Zulip Chat Archive

Stream: lean4

Topic: Matching c++ on simple for loop


Tomas Skrivan (Apr 20 2023 at 04:53):

I have been messing around with for loops and trying to get them as fast as possible. I went a bit too far as I'm matching C++ speed which I find a bit suspicious.

The test is to compute triangular number the dumb way: T(n) = ∑ i∈[0:n], ∑ j∈[0:i], 1.

The naive way, using Lean's built in for loop: (the IO monad is there to prevent compile from computing it at compile time)

def triangularNumberNaive (n : USize) : IO USize := pure $ Id.run do
  let mut sum : USize := 0
  for i in [0:n.toNat] do
    for _ in [0:i] do
      sum := sum + 1
  pure sum

Computing T(100 000) takes ~10s which is not great.

So I have decided to implemented my own version of for loop which does not use big integers but USize instead.

def triangularNumberForIn (n : USize) : IO USize := pure $ Id.run do
  let mut sum : USize := 0
  for i in (fullRange n) do
    for _ in fullRange i.1 do
      sum := sum + 1
  pure sum

Where fullRange n just indicates the range [0:n] for some n : USize.

This version can compute T(1 000 000 000) in ~250ms. Which is surprisingly fast, identical implementation in C++ takes ~700ms(with g++) or ~150ms(with clang).

I have also implemented fold operation over a range on USize to see if I can squeeze even more speed by not allowing early return from the for loop, but I didn't get any significant speed up. In fact, monadic version of the fold takes double the time for some reason.

If you want to mess around with it, I have set up a github repo: https://github.com/lecopivo/ForLoopSpeed

I'm just sharing it as I find it interesting that you can go that fast.

Mario Carneiro (Apr 20 2023 at 04:59):

FYI compilers know the formula for the sum of triangular numbers, so you can get some really impossible looking speedups if you aren't careful

Tomas Skrivan (Apr 20 2023 at 05:00):

Ahh I was a bit worried about hitting some crazy optimization. Maybe I should make it a bit more complicated.

Mario Carneiro (Apr 20 2023 at 05:00):

the easiest way to find out if this happened is to look at the generated assembly to see if it still has a loop in it

Tomas Skrivan (Apr 20 2023 at 05:06):

I think it optimizes away one of the for loops https://godbolt.org/z/51d9c37o5. But the lean code must be doing the same thing, which is nice.

Tomas Skrivan (Apr 20 2023 at 05:18):

When I change the inner loop computation to something more complicated like sum += sin(i) + cos(j) then I'm getting the exact same speed as C++.

Mac Malone (Apr 23 2023 at 17:37):

I would expect that for loop code to produce much the same result as C++ (after optimizing) so I take the similar speeds as a good sign. Well-written low-level Lean can easily match C/C++.

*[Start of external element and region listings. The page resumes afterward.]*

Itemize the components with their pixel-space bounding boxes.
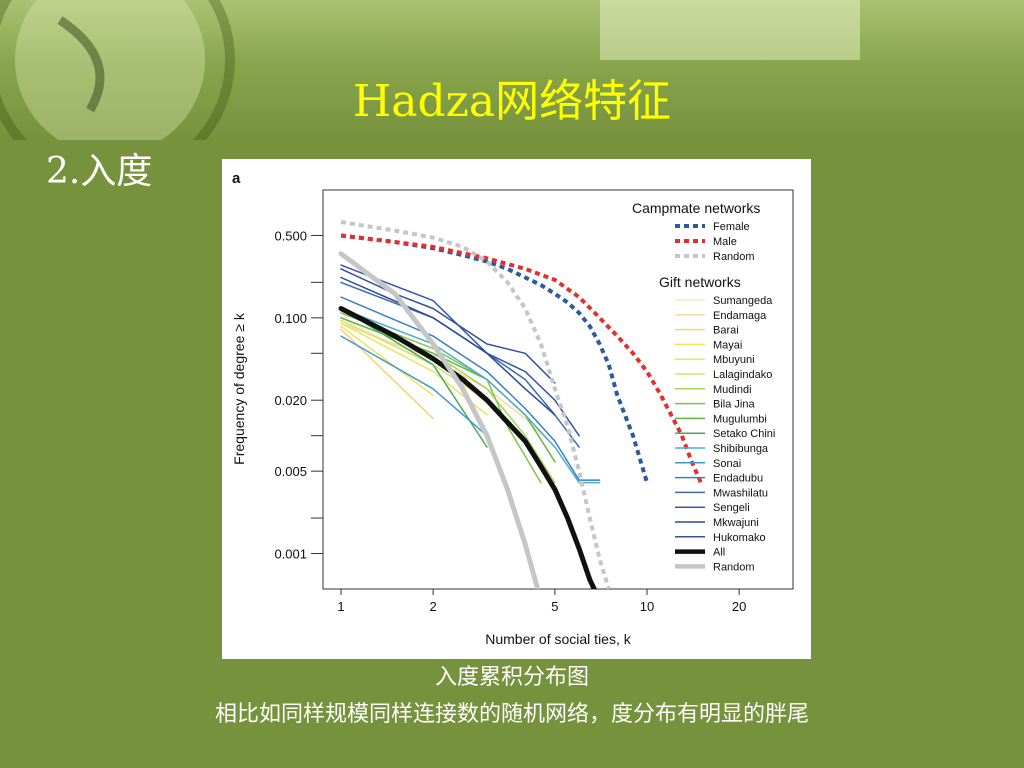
x-tick-label: 5 <box>551 599 558 614</box>
clock-face <box>15 0 205 140</box>
x-tick-label: 10 <box>640 599 654 614</box>
panel-label: a <box>232 170 241 187</box>
legend-entry: Setako Chini <box>713 428 775 440</box>
series-lines <box>338 220 703 589</box>
legend-entry: Mbuyuni <box>713 354 755 366</box>
banner-glow <box>600 0 860 60</box>
chart-svg: a 1 2 5 10 20 0.500 0.100 0.020 0.005 0.001 Numbe… <box>231 170 794 647</box>
chart-figure: a 1 2 5 10 20 0.500 0.100 0.020 0.005 0.001 Numbe… <box>222 159 811 659</box>
legend-entry: Mkwajuni <box>713 517 759 529</box>
series-line-female <box>340 233 649 484</box>
legend: Campmate networks Female Male Random Gift ne… <box>632 200 775 573</box>
slide-subtitle: 2.入度 <box>46 151 153 192</box>
y-tick-label: 0.500 <box>274 228 307 243</box>
slide-title: Hadza网络特征 <box>352 76 672 127</box>
plot-frame <box>322 189 794 590</box>
axis-ticks: 1 2 5 10 20 0.500 0.100 0.020 0.005 0.001 <box>274 228 746 614</box>
legend-entry: Mwashilatu <box>713 487 768 499</box>
y-tick-label: 0.005 <box>274 464 307 479</box>
legend-entry: Bila Jina <box>713 399 755 411</box>
legend-group-title: Campmate networks <box>632 200 760 216</box>
x-tick-label: 2 <box>429 599 436 614</box>
series-line-sonai <box>340 335 488 437</box>
legend-entry: Random <box>713 561 755 573</box>
legend-entry: Mudindi <box>713 384 752 396</box>
banner-decoration <box>0 0 860 140</box>
legend-entry: Male <box>713 236 737 248</box>
x-tick-label: 20 <box>732 599 746 614</box>
legend-entry: Sengeli <box>713 502 750 514</box>
y-tick-label: 0.100 <box>274 311 307 326</box>
series-line-male <box>340 233 703 484</box>
legend-entry: Female <box>713 221 750 233</box>
legend-entry: Random <box>713 251 755 263</box>
legend-entry: Barai <box>713 325 739 337</box>
series-line-all <box>338 306 597 589</box>
legend-entry: Mugulumbi <box>713 413 767 425</box>
header-banner <box>0 0 1024 140</box>
legend-entry: Sumangeda <box>713 295 773 307</box>
legend-entry: Shibibunga <box>713 443 769 455</box>
legend-entry: All <box>713 547 725 559</box>
clock-hand <box>57 16 105 113</box>
legend-entry: Lalagindako <box>713 369 772 381</box>
series-line-random <box>338 251 541 589</box>
legend-entry: Hukomako <box>713 532 766 544</box>
y-axis-label: Frequency of degree ≥ k <box>231 312 247 465</box>
legend-group-title: Gift networks <box>659 274 741 290</box>
x-tick-label: 1 <box>337 599 344 614</box>
figure-caption: 入度累积分布图 <box>434 665 589 690</box>
legend-entry: Endamaga <box>713 310 767 322</box>
legend-entry: Mayai <box>713 339 742 351</box>
y-tick-label: 0.001 <box>274 547 307 562</box>
slide-note: 相比如同样规模同样连接数的随机网络，度分布有明显的胖尾 <box>214 702 809 727</box>
x-axis-label: Number of social ties, k <box>485 631 631 647</box>
legend-entry: Sonai <box>713 458 741 470</box>
series-line-endadubu <box>340 296 601 481</box>
series-line-mayai <box>340 325 434 397</box>
y-tick-label: 0.020 <box>274 393 307 408</box>
legend-entry: Endadubu <box>713 473 763 485</box>
clock-ring <box>0 0 235 140</box>
series-line-random <box>340 220 611 589</box>
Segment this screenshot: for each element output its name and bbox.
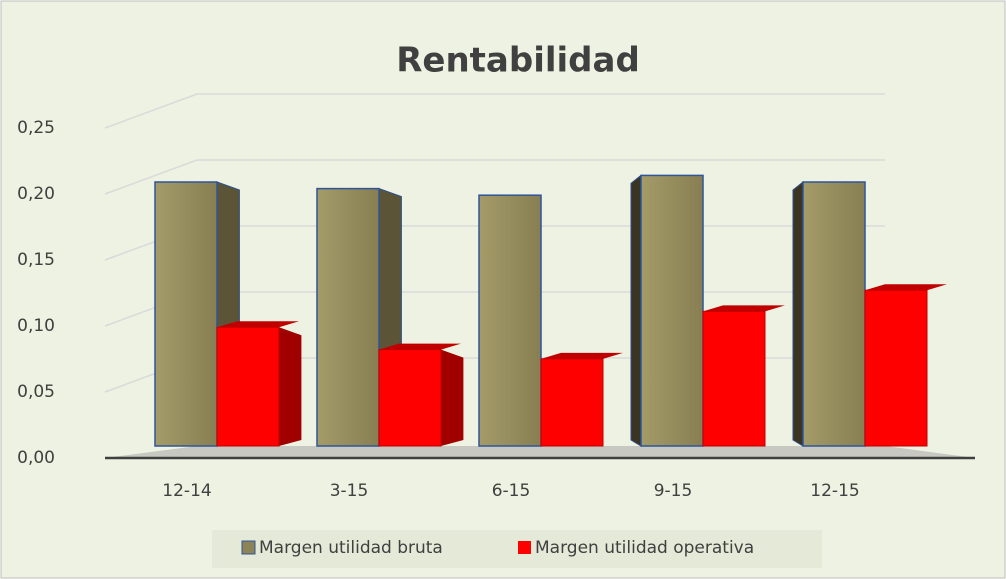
bar-top xyxy=(865,284,947,291)
x-tick-label: 9-15 xyxy=(654,481,693,501)
legend-label: Margen utilidad bruta xyxy=(259,538,443,558)
legend-box xyxy=(212,530,822,568)
y-tick-label: 0,15 xyxy=(17,250,55,270)
y-tick-label: 0,25 xyxy=(17,118,55,138)
y-tick-label: 0,05 xyxy=(17,382,55,402)
bar xyxy=(640,174,704,447)
y-tick-label: 0,20 xyxy=(17,184,55,204)
bar-side xyxy=(630,174,642,447)
bar-side xyxy=(792,180,804,447)
floor xyxy=(105,446,975,458)
legend-swatch xyxy=(518,541,531,554)
x-tick-label: 3-15 xyxy=(330,481,369,501)
y-tick-label: 0,00 xyxy=(17,448,55,468)
grid-line xyxy=(104,93,885,129)
grid-line xyxy=(104,159,885,195)
bar xyxy=(378,349,442,447)
bar-top xyxy=(379,343,461,350)
x-tick-label: 12-15 xyxy=(810,481,859,501)
bar xyxy=(316,187,380,447)
bar xyxy=(154,181,218,447)
bar xyxy=(802,181,866,447)
bar xyxy=(478,194,542,447)
bar-side xyxy=(441,349,464,446)
bar-side xyxy=(279,327,302,446)
legend-swatch xyxy=(241,540,256,555)
bar-top xyxy=(541,352,623,359)
bar-top xyxy=(703,305,785,312)
bar-top xyxy=(217,321,299,328)
bar xyxy=(540,358,604,447)
bar xyxy=(216,326,280,447)
chart-title: Rentabilidad xyxy=(396,41,640,81)
x-tick-label: 12-14 xyxy=(162,481,211,501)
x-tick-label: 6-15 xyxy=(492,481,531,501)
legend-label: Margen utilidad operativa xyxy=(535,538,754,558)
bar xyxy=(702,310,766,447)
y-tick-label: 0,10 xyxy=(17,316,55,336)
bar xyxy=(864,289,928,447)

François G. Dorais (Apr 23 2023 at 21:01):

I agree with @mac but I think the key in this case is using USize instead of Nat. Small Nat are conveniently represented the same as USize 2*n+1, which never conflicts with a big num pointer because of pointer alignment. But that translation has a cost that shows most for simple operations. (For example, adding two raw small nats has an unwanted carry from the unit bits which must be corrected either before or after.) Compilers will try to do a great job optimizing these details, but they can only do so much.

Tomas Skrivan (Apr 23 2023 at 21:35):

Yes, using USize did it and I had to mark few things with inline, but unfortunately it was more or less trial and error. I found it hard to predict what needs to be inlined or not.


Last updated: Dec 20 2023 at 11:08 UTC